From our forum (opens in new tab)
Scaramouche: I got my first rig around the time Morrowind released. It was a Medion from the Aldi (for those in Europe) so it wasn't special, it did not even have the revolutionairy shiny realistic water stuff in Morrowind.
Anyway, I played a lot of Europa Universalis II at the time. Because I was looking for something new for my next playthrough I at one point decided to let the game run at max speed for a couple of hours, while I was doing some other stuff downstairs. That would give me a random start I didn't play yet, so I thought.

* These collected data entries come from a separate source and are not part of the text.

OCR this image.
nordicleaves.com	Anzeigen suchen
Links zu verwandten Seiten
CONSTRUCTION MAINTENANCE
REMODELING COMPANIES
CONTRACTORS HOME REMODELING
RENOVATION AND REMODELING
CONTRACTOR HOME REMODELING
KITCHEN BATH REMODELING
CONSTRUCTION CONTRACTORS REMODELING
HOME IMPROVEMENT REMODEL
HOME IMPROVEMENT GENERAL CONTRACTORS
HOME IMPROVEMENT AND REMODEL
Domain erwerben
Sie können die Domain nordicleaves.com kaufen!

Instead, when I returned, I found my monitor frozen, the PC not responding and some stuff inside fried. I used all my expert computer skills I had at the time (cntrl alt esc, alt f4, repeat) but my first desktop couldn't be reanimated.
ZedClampet: I don't know what you've heard, but there's no way I destroyed a $2700 Alienware laptop by going cheap on the surge protector. That would be ridiculous and definitely never happened. *still wiping away tears two years later*
Now everything of any value in the house is plugged into Tripp Lite protectors that come with $150,000 insurance policies.
badman: 1994-ish: On one occasion it took us about a year to tell our dad that our PC broke, it just wouldn't start. He just didn't noticed it that we played outside for a whole year, without touching any PC games. I think our dad easily payed hundreds of pounds to make up for our mess-up. The computer guy told us never to use MS DOS 'double space' again (lol) (as 14 year old 'experts', we switched the OS from DR DOS to MS DOS). To this day, never really know what happened (it probably wasn't ever our mistake, maybe a power spike), but it was a very expensive repair. He replaced some hardware components and that was it. We even got a new HDD. On another occasion: Me and my brother once wiped all CMOS settings on our 386SX. Remember: that's the time when there was nothing like 'automatic detection' or someting like that. It happened after starting 'international soccer challenge'. I remember it to this day. No idea if it was a virus, never used that disk again. So, the guys at the computer store had their hands full (again). Luckily the cost was not hardware related, but boy: those dudes weren't cheap.